The two authors of three potentially eligible trials did not respond, so we were unable to determine their eligibility. We could not locate the text or authors for two further citations. Four of these were known to be non-randomised, and the fifth,26 as a community intervention, was probably non-randomised. Hence, their omission should not have biased our meta analyses.


Our review suggests only modest potential benefits from education to promote smoke alarms. Smoke alarm promotion delivered as part of child health surveillance may be more effective. However, several studies on which these conclusions are based suffered from methodological weaknesses. In addition, effects on fire related injuries and cost effectiveness have not been studied.

While community programmes that provide and install smoke alarms appear to reduce fire related injuries, the quality of that evidence is limited.

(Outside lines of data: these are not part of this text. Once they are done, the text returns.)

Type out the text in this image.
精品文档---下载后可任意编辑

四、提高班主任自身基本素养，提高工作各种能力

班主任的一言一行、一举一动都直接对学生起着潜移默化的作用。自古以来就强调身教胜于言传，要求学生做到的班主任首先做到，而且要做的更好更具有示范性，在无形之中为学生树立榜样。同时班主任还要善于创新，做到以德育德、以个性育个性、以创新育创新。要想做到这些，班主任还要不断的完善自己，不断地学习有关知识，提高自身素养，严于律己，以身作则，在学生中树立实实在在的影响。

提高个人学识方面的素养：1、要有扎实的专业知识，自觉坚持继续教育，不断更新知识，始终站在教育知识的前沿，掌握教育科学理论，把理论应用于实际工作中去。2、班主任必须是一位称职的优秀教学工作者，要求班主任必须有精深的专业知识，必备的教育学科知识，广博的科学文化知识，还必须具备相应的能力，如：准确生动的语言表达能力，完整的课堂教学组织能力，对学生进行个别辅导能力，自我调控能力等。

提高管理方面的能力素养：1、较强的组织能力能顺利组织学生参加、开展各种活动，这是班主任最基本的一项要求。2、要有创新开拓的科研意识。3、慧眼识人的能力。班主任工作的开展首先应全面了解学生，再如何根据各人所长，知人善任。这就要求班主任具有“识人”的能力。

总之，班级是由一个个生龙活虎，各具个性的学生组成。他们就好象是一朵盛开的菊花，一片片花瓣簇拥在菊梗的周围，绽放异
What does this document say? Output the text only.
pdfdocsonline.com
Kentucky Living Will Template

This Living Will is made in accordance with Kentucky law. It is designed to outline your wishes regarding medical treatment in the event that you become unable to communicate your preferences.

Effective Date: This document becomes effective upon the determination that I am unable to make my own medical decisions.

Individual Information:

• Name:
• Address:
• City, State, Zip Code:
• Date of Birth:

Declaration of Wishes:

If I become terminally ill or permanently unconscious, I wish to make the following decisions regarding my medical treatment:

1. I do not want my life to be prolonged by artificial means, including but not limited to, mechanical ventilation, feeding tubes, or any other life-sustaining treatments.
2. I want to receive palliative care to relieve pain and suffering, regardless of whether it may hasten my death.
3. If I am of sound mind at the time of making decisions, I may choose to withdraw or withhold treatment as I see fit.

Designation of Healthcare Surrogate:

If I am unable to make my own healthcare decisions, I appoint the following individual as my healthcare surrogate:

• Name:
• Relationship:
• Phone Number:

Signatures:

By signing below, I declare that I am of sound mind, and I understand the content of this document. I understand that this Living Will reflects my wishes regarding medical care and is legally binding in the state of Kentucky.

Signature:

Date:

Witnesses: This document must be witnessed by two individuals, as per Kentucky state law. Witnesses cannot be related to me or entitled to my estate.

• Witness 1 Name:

Further trials to evaluate the effect of smoke alarm promotion as part of child health surveillance in primary care, or of community smoke alarm distribution, should assess their impact on fire related injuries, using adequate allocation concealment and blinded outcomes assessment.


We thank the investigators who responded to our queries and Dr Ian Roberts for advice and data extraction. Dr DiGuiseppi was funded by the Camden and Islington Health Authority, and Dr Higgins by the National Health Service Research and Development Directorate.